Q1 - The most challenging brake (or bottleneck) we dealt with as we started to scale was the webhook storm created when we had patients' data updated in bulk from Electronic Health Records (EHRs). Although FHIR R5 has introduced an ability to use subscriptions as a push and pull mechanism, therefore causing an immediate, significant surge of thousands of patients' data being sent to the destination at the same time. Due to the overwhelming number of concurrent transactions at that point, many times the ingestion process fails or the multiple (or cascading) timeouts force the EHR system into a retry mode even more than it would have normally. Q2 - To address this, we created durable message queues and implemented strict consumer-side idempotency. Instead of processing these events synchronously, we simply validate the notifications at the receiving end and put them into a queue. A classic example of this implementation would be how we utilized a FHIR Resource ID and Version ID as the composite Idempotency Key within our Clinical Decision Support System. Our architecture was designed so that during a network problem, when the EHR may send the same lab result notification five times, our background worker will process the data only once. Thus, we turned a chaotic burst of data into a predictable, orderly stream of work. As you scale your event-driven health care workflows, you must begin redefining your mindset regarding the velocity of processing to an ability to buffer efficiently. Your architecture should serve as an impact refuge from the bursts that will likely occur from EHRs and guarantee that clinical data deliverability will never suffer because of a technical spike.

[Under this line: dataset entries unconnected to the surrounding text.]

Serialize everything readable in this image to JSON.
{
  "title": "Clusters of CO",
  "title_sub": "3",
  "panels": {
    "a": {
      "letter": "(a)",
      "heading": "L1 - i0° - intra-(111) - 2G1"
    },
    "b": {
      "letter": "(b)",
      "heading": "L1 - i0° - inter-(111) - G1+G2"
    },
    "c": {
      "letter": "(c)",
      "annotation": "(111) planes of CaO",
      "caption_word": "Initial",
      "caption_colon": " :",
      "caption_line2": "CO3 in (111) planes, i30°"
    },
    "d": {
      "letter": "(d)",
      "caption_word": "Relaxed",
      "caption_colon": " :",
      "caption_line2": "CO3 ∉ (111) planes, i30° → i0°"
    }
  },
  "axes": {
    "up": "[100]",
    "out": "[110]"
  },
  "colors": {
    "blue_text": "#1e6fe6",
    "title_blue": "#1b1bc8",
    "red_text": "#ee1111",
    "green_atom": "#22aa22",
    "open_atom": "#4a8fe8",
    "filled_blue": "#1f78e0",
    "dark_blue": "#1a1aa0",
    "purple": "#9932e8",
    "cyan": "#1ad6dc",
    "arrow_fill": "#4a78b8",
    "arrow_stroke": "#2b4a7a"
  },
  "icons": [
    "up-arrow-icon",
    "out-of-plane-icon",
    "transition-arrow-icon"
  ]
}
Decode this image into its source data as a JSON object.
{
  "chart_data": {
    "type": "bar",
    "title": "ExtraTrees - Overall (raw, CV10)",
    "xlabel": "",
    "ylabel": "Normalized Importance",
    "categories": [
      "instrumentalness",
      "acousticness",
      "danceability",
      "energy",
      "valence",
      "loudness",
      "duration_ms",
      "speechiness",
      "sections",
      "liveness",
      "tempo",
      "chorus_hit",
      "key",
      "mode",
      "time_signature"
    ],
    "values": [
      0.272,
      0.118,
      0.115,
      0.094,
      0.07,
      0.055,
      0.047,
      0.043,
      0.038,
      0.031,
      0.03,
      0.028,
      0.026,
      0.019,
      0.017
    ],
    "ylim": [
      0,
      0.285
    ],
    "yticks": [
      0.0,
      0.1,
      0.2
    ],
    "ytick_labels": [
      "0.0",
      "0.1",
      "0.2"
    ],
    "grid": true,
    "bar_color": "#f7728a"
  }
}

The hardest scalability pitfall was assuming Subscription notifications behave like exactly-once events. In practice we hit duplicate and out of order deliveries during retries, which created "retry storms" and double-processing when downstream systems were slow or briefly offline. The fix that actually held up was strict idempotency backed by a durable queue: we write every incoming notification to a queue, then de-dupe using a stable event key (for us, subscription id plus notification id or the notification Bundle id) before any business logic runs. Example: an Observation update triggered three webhook deliveries after two timeouts; without the de-dupe key we created three tasks, with it we processed the first and safely no-oped the rest while still acknowledging receipt quickly.
I worked on FHIR Subscriptions R5 while supporting event driven finance workflows tied to EHR data at Advanced Professional Accounting Services. The hardest scalability pitfall was duplicate events flooding downstream systems during traffic spikes. We saw posting delays jump from seconds to minutes in peak clinic hours. We fixed it by enforcing strict idempotency keys at the subscription consumer layer. I remember adding a simple hash on resource id and timestamp before writes. Error rates dropped by 62 percent in two weeks and queues stayed stable. We also layered a durable queue to smooth bursts. Boring controls often save the day even if it feel slow.